On Sept. 15, the Northwest Territories would hold an election, the first major election in the history of the territory. This election would elect 11 people to the Council of the Northwest Territories. In 1888, the first Northwest Territories General Election would be held.
On Oct. 23, Lawren Harris was born in Branford, Ontario and would become a member of the Group of Seven. Many consider him to be the stimulus behind the creation of the organization. He would make several trips out to the Rocky Mountains with A.Y. Jackson to sketch the landscape. He would pass away in 1970 and his South Shore, Baffin Island painting would sell for $240,000 in 1981, a record at the time for a Canadian painting. That painting was then sold in 2001 for a record $2.2 million.
On Nov. 5, David Anderson would die in England. He was born in 1814 in London, England and would come to the Red River Colony in 1849 to become the first Bishop of Rupert’s Land, serving until 1864 when he returned to England.
On Nov. 7, the Last Spoke would be driven in for the Canadian Pacific Railway at Craigellachie, British Columbia. The spike was driven into the ground at 9:22 a.m. by Donald Smith, who helped to finance the railway. This would mark the end of the saga of building Canada’s first transcontinental railway. The work on the railway had run from 1881 to 1885, stretching from Montreal to the Pacific Coast. Prime Minister John A. Macdonald would receive a telegram telling him that the first train from Montreal was approaching the Pacific Ocean.
On Dec. 5, Ernest Cormier would be born in Montreal.

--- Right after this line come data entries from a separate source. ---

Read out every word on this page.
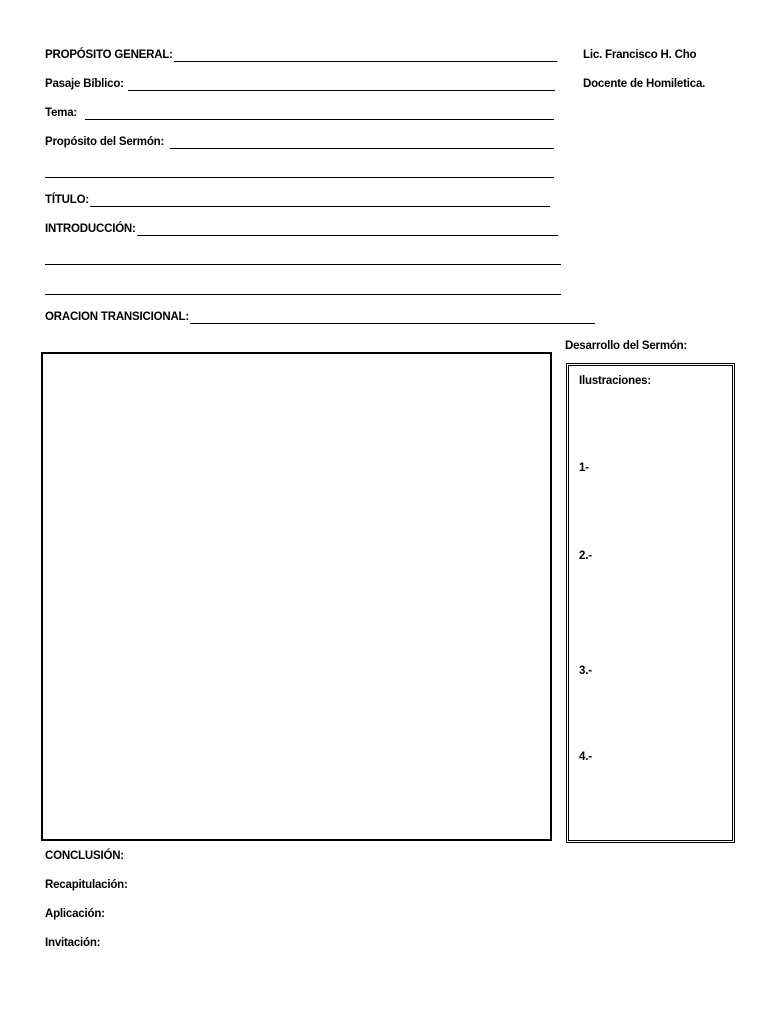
Lic. Francisco H. Cho
Docente de Homiletica.
PROPÓSITO GENERAL:
Pasaje Bíblico:
Tema:
Propósito del Sermón:
TÍTULO:
INTRODUCCIÓN:
ORACION TRANSICIONAL:
Desarrollo del Sermón:
Ilustraciones:
1-
2.-
3.-
4.-
CONCLUSIÓN:
Recapitulación:
Aplicación:
Invitación:
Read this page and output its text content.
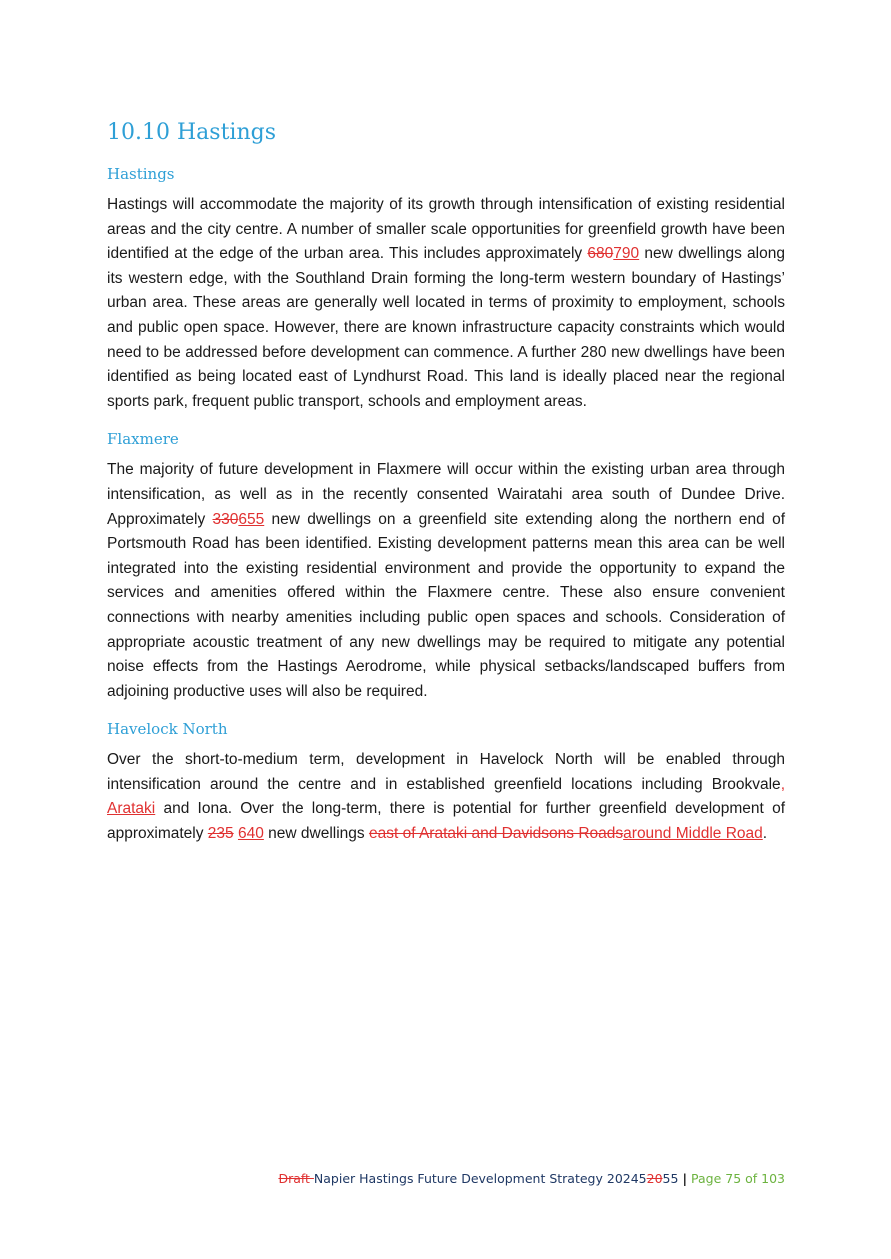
10.10 Hastings
Hastings

Hastings will accommodate the majority of its growth through intensification of existing residential areas and the city centre. A number of smaller scale opportunities for greenfield growth have been identified at the edge of the urban area. This includes approximately 680790 new dwellings along its western edge, with the Southland Drain forming the long-term western boundary of Hastings’ urban area. These areas are generally well located in terms of proximity to employment, schools and public open space. However, there are known infrastructure capacity constraints which would need to be addressed before development can commence. A further 280 new dwellings have been identified as being located east of Lyndhurst Road. This land is ideally placed near the regional sports park, frequent public transport, schools and employment areas.

Flaxmere

The majority of future development in Flaxmere will occur within the existing urban area through intensification, as well as in the recently consented Wairatahi area south of Dundee Drive. Approximately 330655 new dwellings on a greenfield site extending along the northern end of Portsmouth Road has been identified. Existing development patterns mean this area can be well integrated into the existing residential environment and provide the opportunity to expand the services and amenities offered within the Flaxmere centre. These also ensure convenient connections with nearby amenities including public open spaces and schools. Consideration of appropriate acoustic treatment of any new dwellings may be required to mitigate any potential noise effects from the Hastings Aerodrome, while physical setbacks/landscaped buffers from adjoining productive uses will also be required.

Havelock North

Over the short-to-medium term, development in Havelock North will be enabled through intensification around the centre and in established greenfield locations including Brookvale, Arataki and Iona. Over the long-term, there is potential for further greenfield development of approximately 235 640 new dwellings east of Arataki and Davidsons Roadsaround Middle Road.

Draft Napier Hastings Future Development Strategy 202452055 | Page 75 of 103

He would go on to become one of Canada’s greatest architects and would he design the Supreme Court of Canada Building in Ottawa. In 1974, he was awarded the Order of Canada. He would pass away in 1980 and in 2018 was named a National Historic Person.
On Dec. 24, A.A. Heaps was born in England and would find his way to Canada and Winnipeg in 1911. He would become one of the leaders of the Winnipeg General Strike, which I did an episode on several months ago and would then serve on Winnipeg City Council from 1917 to 1925. In 1925, he was elected to Parliament and was instrumental in bringing in Canada’s first old age pension. A founding member of the Co-operative Commonwealth Federation, the forerunner of the NDP, he would serve until 1940. He would pass away on April 4, 1954.
Also this year, Canada would outlaw the potlatch ceremony among the Indigenous people of the Northwest Coast. The law is often ignored by the Indigenous people but it would remain in place until 1951.
Banff National Park would be established this year, the first national park in Canada and today one of the biggest tourist spots in the country.